The recent out-of-cycle mortgage hikes by some of the biggest lenders have dampened the spirits of Australian households, according to a new survey.
Citing the latest poll by Westpac-MI, Business Insider Australia reported a 3% drop in consumer sentiment index, falling to 100.5 in September. While the index still registered above 100, this is the lowest sentiment reading since November last year.
Westpac chief economist Bill Evans said the drop in consumer sentiment was also driven by factors including political chaos and economic outlook.
The survey showed that the attitudes of Australians towards current and expected family finances have weakened, falling by 3.6% from August.
"Three of the four major banks recently lifted their standard variable mortgage rates by 14 to 16 basis points, with two of these moves announced during the survey week. The decline in sentiment around family finances is broadly comparable to responses seen following mortgage rate rises in the past," Evans said, as quoted by Business Insider Australia.

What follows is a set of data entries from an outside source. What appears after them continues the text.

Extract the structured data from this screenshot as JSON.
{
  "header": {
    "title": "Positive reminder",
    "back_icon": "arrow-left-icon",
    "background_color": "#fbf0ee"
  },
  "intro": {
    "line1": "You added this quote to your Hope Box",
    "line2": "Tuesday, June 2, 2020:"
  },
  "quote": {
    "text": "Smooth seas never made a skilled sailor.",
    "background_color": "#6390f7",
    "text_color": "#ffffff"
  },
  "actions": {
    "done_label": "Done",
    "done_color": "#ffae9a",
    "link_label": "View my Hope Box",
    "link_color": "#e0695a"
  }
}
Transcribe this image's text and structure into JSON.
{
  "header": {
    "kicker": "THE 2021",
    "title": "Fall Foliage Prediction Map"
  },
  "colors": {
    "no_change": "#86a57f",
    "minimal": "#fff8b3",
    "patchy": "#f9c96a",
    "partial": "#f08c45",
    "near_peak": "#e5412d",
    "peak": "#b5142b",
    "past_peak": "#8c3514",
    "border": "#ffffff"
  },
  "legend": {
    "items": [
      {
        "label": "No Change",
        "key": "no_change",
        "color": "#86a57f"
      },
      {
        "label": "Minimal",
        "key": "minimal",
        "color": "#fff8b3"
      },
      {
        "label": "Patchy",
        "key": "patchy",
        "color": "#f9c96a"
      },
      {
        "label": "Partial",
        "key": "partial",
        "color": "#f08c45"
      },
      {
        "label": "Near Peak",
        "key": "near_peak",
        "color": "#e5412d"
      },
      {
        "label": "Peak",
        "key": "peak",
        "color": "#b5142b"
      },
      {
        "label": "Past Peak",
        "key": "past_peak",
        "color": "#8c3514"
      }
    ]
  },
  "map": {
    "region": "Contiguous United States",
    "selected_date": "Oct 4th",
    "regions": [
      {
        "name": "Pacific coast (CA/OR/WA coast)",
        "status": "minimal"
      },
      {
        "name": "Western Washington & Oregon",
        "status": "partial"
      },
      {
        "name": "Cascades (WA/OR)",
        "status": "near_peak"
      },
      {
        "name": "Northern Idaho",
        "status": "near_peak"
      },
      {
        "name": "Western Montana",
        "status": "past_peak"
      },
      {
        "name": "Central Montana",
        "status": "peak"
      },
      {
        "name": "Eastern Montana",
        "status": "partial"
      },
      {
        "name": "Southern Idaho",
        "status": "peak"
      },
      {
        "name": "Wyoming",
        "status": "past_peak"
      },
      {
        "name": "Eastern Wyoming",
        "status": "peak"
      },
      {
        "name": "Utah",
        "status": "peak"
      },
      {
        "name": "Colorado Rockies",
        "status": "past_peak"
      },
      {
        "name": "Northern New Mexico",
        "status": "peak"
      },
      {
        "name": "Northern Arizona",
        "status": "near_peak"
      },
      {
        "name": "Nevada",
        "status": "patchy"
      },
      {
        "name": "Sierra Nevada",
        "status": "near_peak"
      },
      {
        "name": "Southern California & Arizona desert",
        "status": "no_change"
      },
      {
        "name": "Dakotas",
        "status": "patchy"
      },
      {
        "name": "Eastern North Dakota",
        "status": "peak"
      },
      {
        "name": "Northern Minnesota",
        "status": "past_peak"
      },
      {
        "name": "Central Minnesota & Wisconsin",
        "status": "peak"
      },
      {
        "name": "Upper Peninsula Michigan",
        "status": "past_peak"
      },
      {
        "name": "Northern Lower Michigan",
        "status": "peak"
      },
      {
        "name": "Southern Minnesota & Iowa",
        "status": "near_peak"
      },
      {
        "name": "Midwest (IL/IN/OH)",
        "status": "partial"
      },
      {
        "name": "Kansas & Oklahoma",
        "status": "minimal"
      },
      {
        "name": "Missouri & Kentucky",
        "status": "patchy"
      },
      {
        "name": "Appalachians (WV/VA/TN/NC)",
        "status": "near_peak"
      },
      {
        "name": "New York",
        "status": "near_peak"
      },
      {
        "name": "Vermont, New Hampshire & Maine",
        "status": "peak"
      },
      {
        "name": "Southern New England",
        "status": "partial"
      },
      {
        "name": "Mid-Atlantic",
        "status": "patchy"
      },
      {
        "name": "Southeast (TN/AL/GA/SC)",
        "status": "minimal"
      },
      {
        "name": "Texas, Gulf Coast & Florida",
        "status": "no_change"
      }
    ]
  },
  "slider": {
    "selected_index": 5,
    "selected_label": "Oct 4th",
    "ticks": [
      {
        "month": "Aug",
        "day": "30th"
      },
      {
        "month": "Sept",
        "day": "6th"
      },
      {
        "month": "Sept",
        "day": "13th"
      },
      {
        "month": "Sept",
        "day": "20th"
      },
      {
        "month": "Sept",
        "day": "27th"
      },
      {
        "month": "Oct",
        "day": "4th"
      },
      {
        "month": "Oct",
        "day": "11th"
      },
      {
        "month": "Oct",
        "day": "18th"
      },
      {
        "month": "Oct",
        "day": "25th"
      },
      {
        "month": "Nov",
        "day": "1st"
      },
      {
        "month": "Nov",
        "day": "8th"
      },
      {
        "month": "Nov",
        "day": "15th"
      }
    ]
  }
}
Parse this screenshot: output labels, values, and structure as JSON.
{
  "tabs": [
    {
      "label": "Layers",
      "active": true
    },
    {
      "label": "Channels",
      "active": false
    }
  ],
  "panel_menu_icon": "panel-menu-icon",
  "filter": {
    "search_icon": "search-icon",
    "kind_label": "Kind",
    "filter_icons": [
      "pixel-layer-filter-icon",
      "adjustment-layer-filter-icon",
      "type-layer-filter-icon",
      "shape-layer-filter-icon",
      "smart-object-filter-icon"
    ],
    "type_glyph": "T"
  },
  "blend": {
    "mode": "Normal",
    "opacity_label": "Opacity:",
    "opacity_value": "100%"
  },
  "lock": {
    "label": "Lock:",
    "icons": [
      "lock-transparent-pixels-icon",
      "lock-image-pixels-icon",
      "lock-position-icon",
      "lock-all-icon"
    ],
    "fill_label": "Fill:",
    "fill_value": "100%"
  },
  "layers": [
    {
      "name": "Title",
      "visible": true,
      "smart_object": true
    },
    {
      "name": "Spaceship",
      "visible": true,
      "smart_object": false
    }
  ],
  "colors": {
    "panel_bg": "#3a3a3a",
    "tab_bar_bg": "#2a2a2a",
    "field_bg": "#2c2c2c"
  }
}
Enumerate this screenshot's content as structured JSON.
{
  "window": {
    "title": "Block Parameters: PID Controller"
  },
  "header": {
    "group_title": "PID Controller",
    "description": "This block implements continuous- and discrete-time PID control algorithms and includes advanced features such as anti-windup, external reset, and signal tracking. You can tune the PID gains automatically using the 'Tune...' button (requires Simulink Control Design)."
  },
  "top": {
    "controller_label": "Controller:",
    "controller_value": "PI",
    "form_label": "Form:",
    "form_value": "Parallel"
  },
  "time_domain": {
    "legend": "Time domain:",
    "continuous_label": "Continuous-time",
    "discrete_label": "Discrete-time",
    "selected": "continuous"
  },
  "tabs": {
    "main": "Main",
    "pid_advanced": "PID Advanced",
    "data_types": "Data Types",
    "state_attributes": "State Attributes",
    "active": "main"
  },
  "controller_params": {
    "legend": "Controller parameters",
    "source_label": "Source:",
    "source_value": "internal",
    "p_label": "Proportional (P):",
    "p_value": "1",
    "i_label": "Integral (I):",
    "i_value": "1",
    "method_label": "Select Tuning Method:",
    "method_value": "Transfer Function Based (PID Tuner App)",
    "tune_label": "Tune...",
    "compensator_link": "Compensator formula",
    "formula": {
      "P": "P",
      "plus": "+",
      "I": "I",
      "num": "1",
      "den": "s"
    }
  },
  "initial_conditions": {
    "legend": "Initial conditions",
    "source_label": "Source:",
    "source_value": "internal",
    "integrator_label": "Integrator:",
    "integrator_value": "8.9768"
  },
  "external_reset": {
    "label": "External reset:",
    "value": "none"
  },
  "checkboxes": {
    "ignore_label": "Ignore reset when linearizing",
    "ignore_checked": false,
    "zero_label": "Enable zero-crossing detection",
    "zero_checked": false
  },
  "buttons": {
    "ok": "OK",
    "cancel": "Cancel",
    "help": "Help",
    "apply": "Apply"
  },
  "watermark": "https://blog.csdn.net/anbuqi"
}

The survey recorded a significant plunge in the sentiments of households with a mortgage, down by 5.6%.
Evans noted that the slow growth in wages and the consistent housing price declines in Sydney and Melbourne are contributing to the dampening of consumer sentiment towards finances.
Even the sentiment on whether it is the right time to buy a home dropped to 4.8% while the outlook for prices took a 3% dive.
"Expectations have shown a particularly sharp fall in New South Wales, down 12.8% over the month and 40.6% from September last year. Most respondents in the state now believe home prices will fall in the year ahead, a mindset that could prove to be influential in the busy Spring season ahead," Evans said.